Title

Heroine Abuse: Feminism, Femininity and the Female Action Hero

Date of Award

1-2011

Degree Type

Dissertation

Degree Name

Doctor of Philosophy (PhD)

Department

English

Advisor(s)

Steven Cohan

Keywords

Action Cinema, Blaxploitation, Female Hero, Film Theory, Popular Feminism, Postfeminism

Subject Categories

English Language and Literature

Abstract

This dissertation argues that female power has become a pervasive but meaningless concept and charts the depoliticization of popular feminism through an analysis of female action cinema. Reading the female action hero within both a historical and generic context, I analyze two complex relationships: the one between the female action hero and U.S. feminism and the one between the female action hero and the U.S. action film. Analyzing developments in female action cinema and feminist history alongside female action films from the 1970s to today, I argue that the female action hero is symptomatic in large of the historical trajectory of feminism from second wave to postfeminism.
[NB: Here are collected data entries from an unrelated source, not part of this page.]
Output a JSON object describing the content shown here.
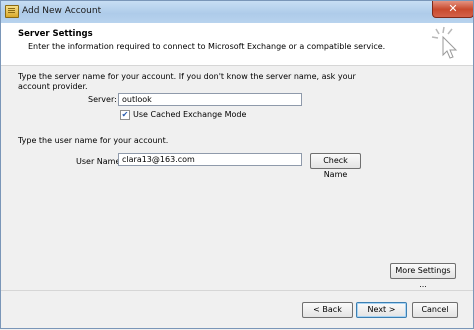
{
  "window": {
    "title": "Add New Account",
    "close_glyph": "✕"
  },
  "header": {
    "title": "Server Settings",
    "description": "Enter the information required to connect to Microsoft Exchange or a compatible service."
  },
  "server_section": {
    "instruction_line1": "Type the server name for your account. If you don't know the server name, ask your",
    "instruction_line2": "account provider.",
    "server_label": "Server:",
    "server_value": "outlook",
    "cached_mode_label": "Use Cached Exchange Mode",
    "cached_mode_checked": true,
    "check_glyph": "✔"
  },
  "user_section": {
    "instruction": "Type the user name for your account.",
    "username_label": "User Name:",
    "username_value": "clara13@163.com",
    "check_name_button": "Check Name"
  },
  "more_settings_button": "More Settings ...",
  "footer": {
    "back_button": "< Back",
    "next_button": "Next >",
    "cancel_button": "Cancel"
  }
}
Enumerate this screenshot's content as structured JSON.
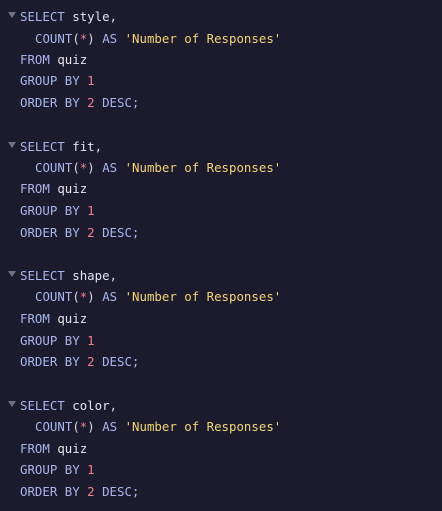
{
  "editor": {
    "queries": [
      {
        "select_kw": "SELECT",
        "column": "style",
        "comma": ",",
        "count_fn": "COUNT",
        "count_open": "(",
        "count_star": "*",
        "count_close": ")",
        "as_kw": "AS",
        "alias": "'Number of Responses'",
        "from_kw": "FROM",
        "table": "quiz",
        "group_kw": "GROUP BY",
        "group_val": "1",
        "order_kw": "ORDER BY",
        "order_val": "2",
        "order_dir": "DESC;"
      },
      {
        "select_kw": "SELECT",
        "column": "fit",
        "comma": ",",
        "count_fn": "COUNT",
        "count_open": "(",
        "count_star": "*",
        "count_close": ")",
        "as_kw": "AS",
        "alias": "'Number of Responses'",
        "from_kw": "FROM",
        "table": "quiz",
        "group_kw": "GROUP BY",
        "group_val": "1",
        "order_kw": "ORDER BY",
        "order_val": "2",
        "order_dir": "DESC;"
      },
      {
        "select_kw": "SELECT",
        "column": "shape",
        "comma": ",",
        "count_fn": "COUNT",
        "count_open": "(",
        "count_star": "*",
        "count_close": ")",
        "as_kw": "AS",
        "alias": "'Number of Responses'",
        "from_kw": "FROM",
        "table": "quiz",
        "group_kw": "GROUP BY",
        "group_val": "1",
        "order_kw": "ORDER BY",
        "order_val": "2",
        "order_dir": "DESC;"
      },
      {
        "select_kw": "SELECT",
        "column": "color",
        "comma": ",",
        "count_fn": "COUNT",
        "count_open": "(",
        "count_star": "*",
        "count_close": ")",
        "as_kw": "AS",
        "alias": "'Number of Responses'",
        "from_kw": "FROM",
        "table": "quiz",
        "group_kw": "GROUP BY",
        "group_val": "1",
        "order_kw": "ORDER BY",
        "order_val": "2",
        "order_dir": "DESC;"
      }
    ],
    "fold_icon": "chevron-down-icon",
    "colors": {
      "background": "#1b1b2d",
      "keyword": "#a9b6ec",
      "string": "#f2d477",
      "number": "#f17f8f"
    }
  }
}
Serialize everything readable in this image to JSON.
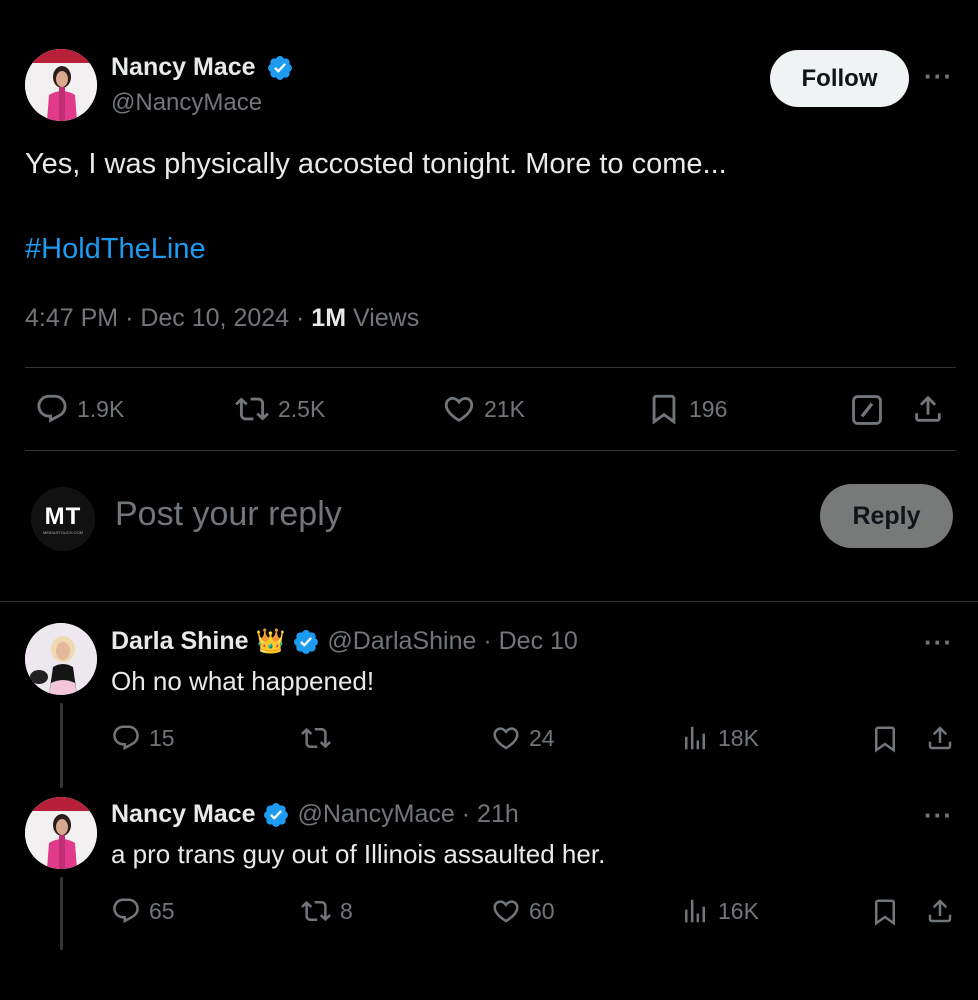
{
  "main_tweet": {
    "author_name": "Nancy Mace",
    "handle": "@NancyMace",
    "follow_label": "Follow",
    "more_label": "···",
    "text": "Yes, I was physically accosted tonight. More to come...",
    "hashtag": "#HoldTheLine",
    "time": "4:47 PM",
    "date": "Dec 10, 2024",
    "separator": "·",
    "views_count": "1M",
    "views_label": "Views",
    "stats": {
      "replies": "1.9K",
      "retweets": "2.5K",
      "likes": "21K",
      "bookmarks": "196"
    }
  },
  "reply_box": {
    "avatar_text": "MT",
    "avatar_subtext": "MEIDASTOUCH.COM",
    "placeholder": "Post your reply",
    "button_label": "Reply"
  },
  "replies": [
    {
      "author_name": "Darla Shine",
      "author_emoji": "👑",
      "handle": "@DarlaShine",
      "time": "Dec 10",
      "text": "Oh no what happened!",
      "replies": "15",
      "retweets": "",
      "likes": "24",
      "views": "18K"
    },
    {
      "author_name": "Nancy Mace",
      "author_emoji": "",
      "handle": "@NancyMace",
      "time": "21h",
      "text": "a pro trans guy out of Illinois assaulted her.",
      "replies": "65",
      "retweets": "8",
      "likes": "60",
      "views": "16K"
    }
  ],
  "colors": {
    "background": "#000000",
    "text": "#e7e9ea",
    "muted": "#71767b",
    "link": "#1d9bf0",
    "verified": "#1d9bf0",
    "divider": "#2f3336",
    "follow_bg": "#eff3f4",
    "reply_button_bg": "#787a7a"
  },
  "icons": [
    "verified-badge-icon",
    "more-icon",
    "reply-icon",
    "retweet-icon",
    "like-icon",
    "bookmark-icon",
    "grok-icon",
    "share-icon",
    "views-icon"
  ]
}
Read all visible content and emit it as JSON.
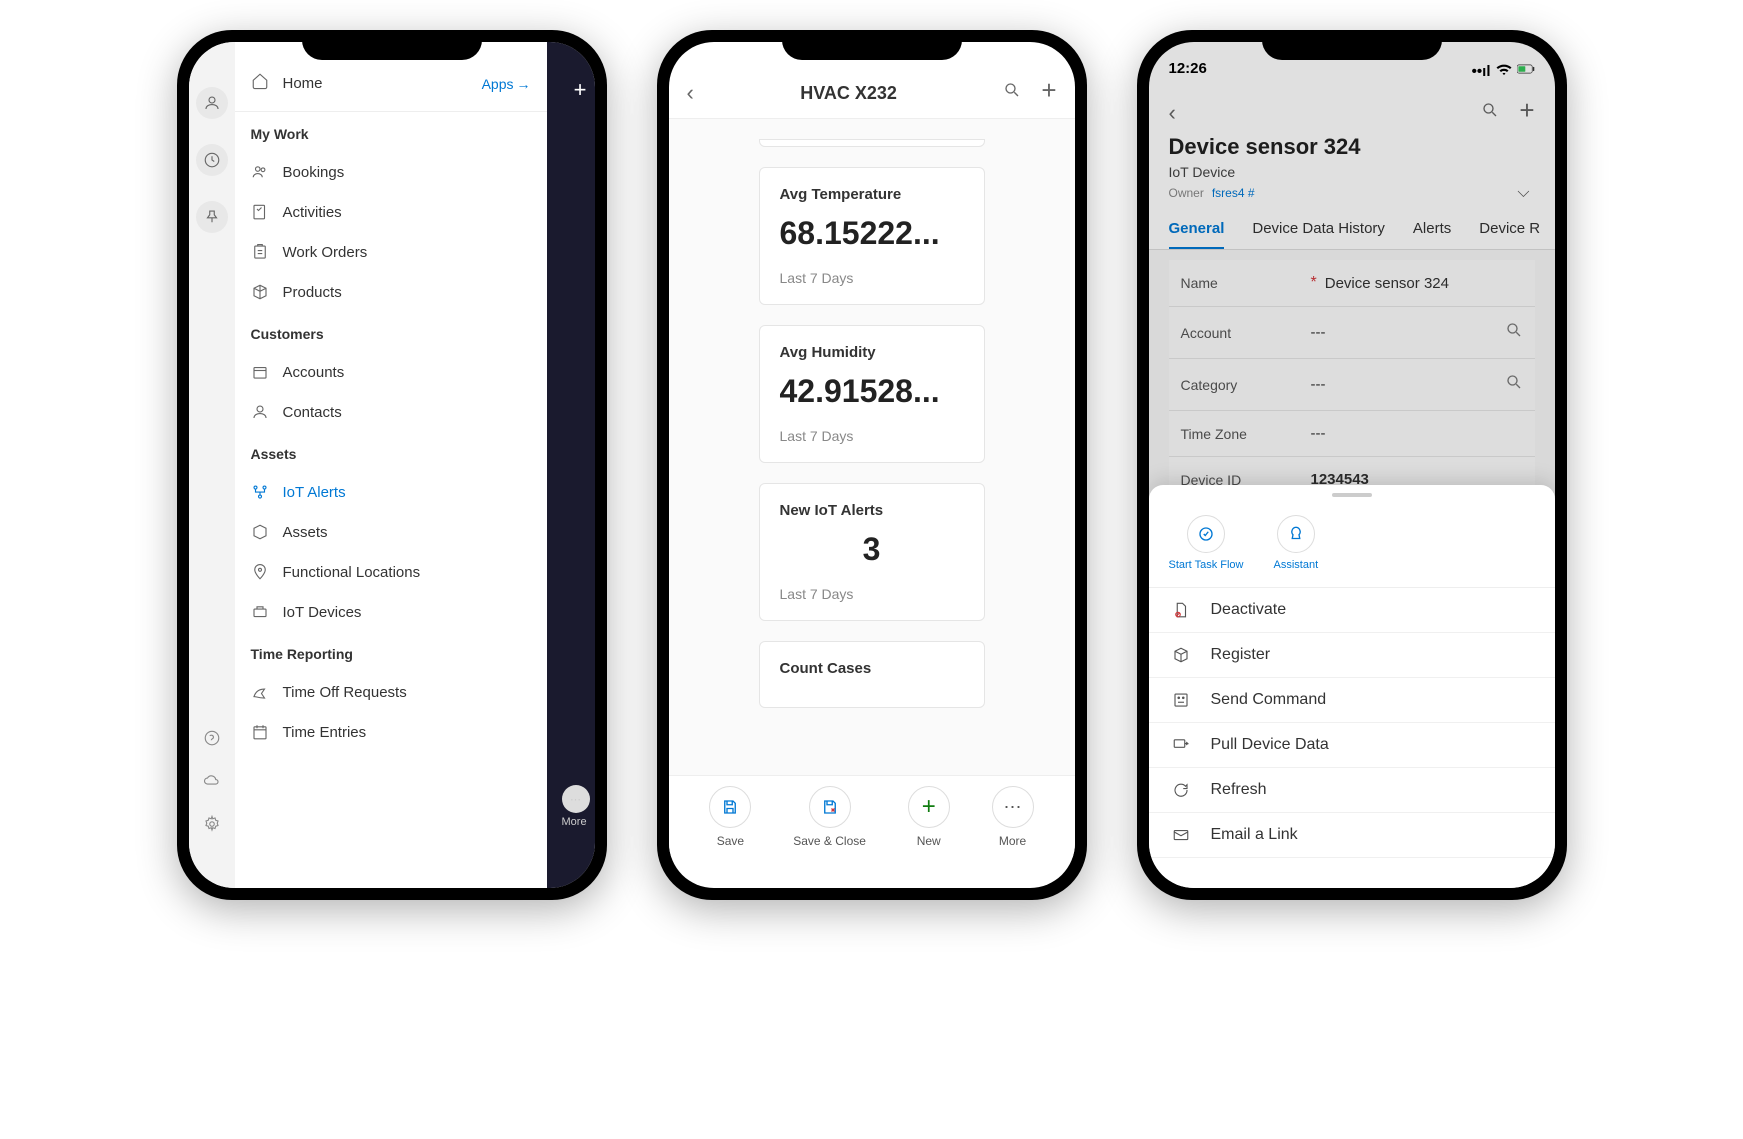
{
  "phone1": {
    "home": "Home",
    "apps": "Apps",
    "sections": {
      "mywork": "My Work",
      "customers": "Customers",
      "assets": "Assets",
      "timereporting": "Time Reporting"
    },
    "items": {
      "bookings": "Bookings",
      "activities": "Activities",
      "workorders": "Work Orders",
      "products": "Products",
      "accounts": "Accounts",
      "contacts": "Contacts",
      "iotalerts": "IoT Alerts",
      "assets_item": "Assets",
      "functional": "Functional Locations",
      "iotdevices": "IoT Devices",
      "timeoff": "Time Off Requests",
      "timeentries": "Time Entries"
    },
    "overlay_more": "More"
  },
  "phone2": {
    "title": "HVAC X232",
    "cards": [
      {
        "title": "Avg Temperature",
        "value": "68.15222...",
        "sub": "Last 7 Days"
      },
      {
        "title": "Avg Humidity",
        "value": "42.91528...",
        "sub": "Last 7 Days"
      },
      {
        "title": "New IoT Alerts",
        "value": "3",
        "sub": "Last 7 Days"
      },
      {
        "title": "Count Cases",
        "value": "",
        "sub": ""
      }
    ],
    "buttons": {
      "save": "Save",
      "saveclose": "Save & Close",
      "new": "New",
      "more": "More"
    }
  },
  "phone3": {
    "status_time": "12:26",
    "title": "Device sensor 324",
    "subtitle": "IoT Device",
    "owner_label": "Owner",
    "owner_value": "fsres4 #",
    "tabs": [
      "General",
      "Device Data History",
      "Alerts",
      "Device R"
    ],
    "fields": [
      {
        "label": "Name",
        "required": true,
        "value": "Device sensor 324",
        "lookup": false
      },
      {
        "label": "Account",
        "required": false,
        "value": "---",
        "lookup": true
      },
      {
        "label": "Category",
        "required": false,
        "value": "---",
        "lookup": true
      },
      {
        "label": "Time Zone",
        "required": false,
        "value": "---",
        "lookup": false
      },
      {
        "label": "Device ID",
        "required": false,
        "value": "1234543",
        "lookup": false
      }
    ],
    "sheet_top": {
      "taskflow": "Start Task Flow",
      "assistant": "Assistant"
    },
    "sheet_items": [
      "Deactivate",
      "Register",
      "Send Command",
      "Pull Device Data",
      "Refresh",
      "Email a Link"
    ]
  }
}
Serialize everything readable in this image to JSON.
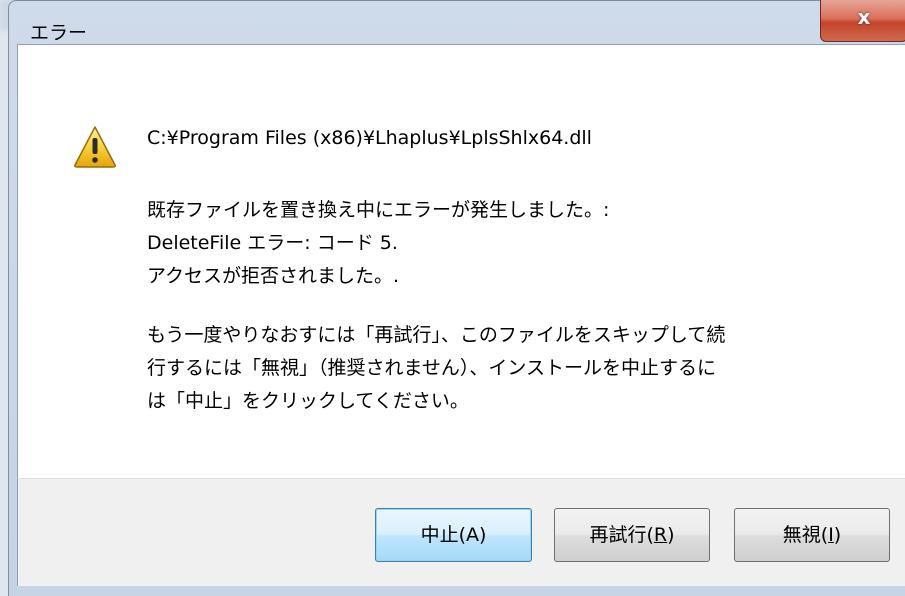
{
  "window": {
    "title": "エラー",
    "close_label": "x"
  },
  "message": {
    "path": "C:¥Program Files (x86)¥Lhaplus¥LplsShlx64.dll",
    "line1": "既存ファイルを置き換え中にエラーが発生しました。:",
    "line2": "DeleteFile エラー: コード 5.",
    "line3": "アクセスが拒否されました。.",
    "line4": "もう一度やりなおすには「再試行」、このファイルをスキップして続",
    "line5": "行するには「無視」（推奨されません）、インストールを中止するに",
    "line6": "は「中止」をクリックしてください。"
  },
  "buttons": {
    "abort": "中止(A)",
    "retry_prefix": "再試行(",
    "retry_key": "R",
    "retry_suffix": ")",
    "ignore_prefix": "無視(",
    "ignore_key": "I",
    "ignore_suffix": ")"
  },
  "icon": "warning-icon"
}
I use female action films to illustrate the depoliticizing of both female action cinema and popular feminism. Methodologically, this dissertation engages in the shift in film studies away from the psychoanalytic criticism of the 1970s and toward a 1990s cultural studies perspective that foregrounds the active participation of both the viewer and the historical moment in determining a film's meaning. Paying close attention to the sociopolitical context in which different iterations of the female action hero were created and received in, I read female action films against popular feminist texts (magazines, newspapers, message boards, mass market non-fiction). Each chapter approaches the female action hero as a cultural text and provides new readings of key female action films, including: Cleopatra Jones (1973), Foxy Brown (1974), Aliens (1986), Terminator 2: Judgment Day (1991), Gone in 60 Seconds (2000), Charlie's Angels (2000), Miss Congeniality (2000) and Lara Croft: Tomb Raider (2001). Much of the critical attention paid to the female action hero in contemporary criticism isolates the hero by reading her in a historical and generic vacuum. This dissertation intervenes in current criticism by both analyzing the hero within her historical moment and by interrogating the generic repetitions and differences in female action cinema in order to avoid collapsing the ways that, in her different manifestations, she has alternately presented a challenge to traditional gender roles and reasserted them. I conclude that the female action star - once such a flashpoint for popular and academic debate - now sells traditional femininity and conventional heterosexuality in female dis-empowerment action cinema.